E, no entanto, é exatamente isso que muitos dos chamados especialistas continuam fazendo. É horrível e fascinante ver como a narrativa de ‘doença mental’ está sendo usada para individualizar e patologizar nossas respostas, mesmo quando nossa própria sobrevivência está em risco. Isso está nos apresentando uma ilustração particularmente gritante da loucura do pensamento psiquiátrico.
No Reino Unido e no mundo, as manchetes estão por toda parte. Estamos caminhando para uma “pandemia de graves distúrbios de saúde mental“. Estamos enfrentando “uma epidemia de depressão clínica“. As instituições de caridade estão se alinhando para dar o alarme – a Mental Health Foundation descobriu que seis em cada dez pessoas estavam preocupadas com a crise e corriam o risco de terem “problemas de saúde mental persistentes e graves“. Somos exortados a aprender as lições da China e a nos preparar para “uma crise pública de saúde mental“.
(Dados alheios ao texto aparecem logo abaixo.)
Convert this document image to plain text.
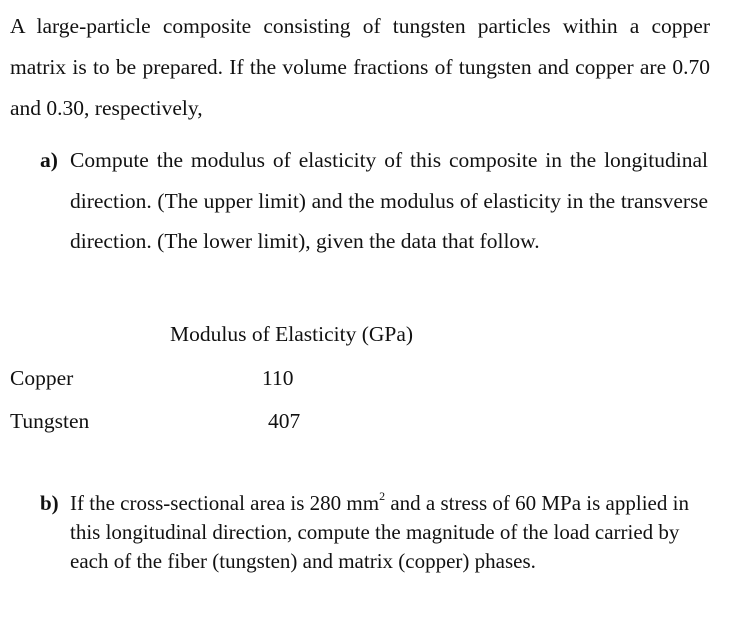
A large-particle composite consisting of tungsten particles within a copper matrix is to be prepared. If the volume fractions of tungsten and copper are 0.70 and 0.30, respectively,

a) Compute the modulus of elasticity of this composite in the longitudinal direction. (The upper limit) and the modulus of elasticity in the transverse direction. (The lower limit), given the data that follow.

Modulus of Elasticity (GPa)

Copper	110
Tungsten	407
b) If the cross-sectional area is 280 $mm^2$ and a stress of 60 MPa is applied in this longitudinal direction, compute the magnitude of the load carried by each of the fiber (tungsten) and matrix (copper) phases.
Claro, isso é um absurdo. Uma resposta mais sensata seria perguntar o que há de errado com as quatro em cada dez pessoas que aparentemente não estão muito preocupadas com o que está acontecendo. Deveríamos estar muito mais preocupados com alguém que negue alegremente a extensão do problema – especialmente (sem mencionar nomes, mas existem vários deles no cenário mundial) se forem líderes nacionais encarregados de conduzir seus países durante a crise.
Apenas algumas semanas atrás, alguém que estava com muito medo de sair de casa no caso de contrair uma doença fatal e passava a maior parte do dia lavando as mãos e limpando as maçanetas, seria considerado um caso grave de ‘TOC’. Agora é a descrição de um cidadão responsável. Nunca houve uma ilustração mais clara do fato de que julgamentos sobre quem é ‘doente mental’ são sociais, não médicos. Nunca foi tão óbvio que o sofrimento faz sentido no contexto. Situações anormais levam a respostas incomuns ou extremas. Se estamos com medo, então deveríamos estar.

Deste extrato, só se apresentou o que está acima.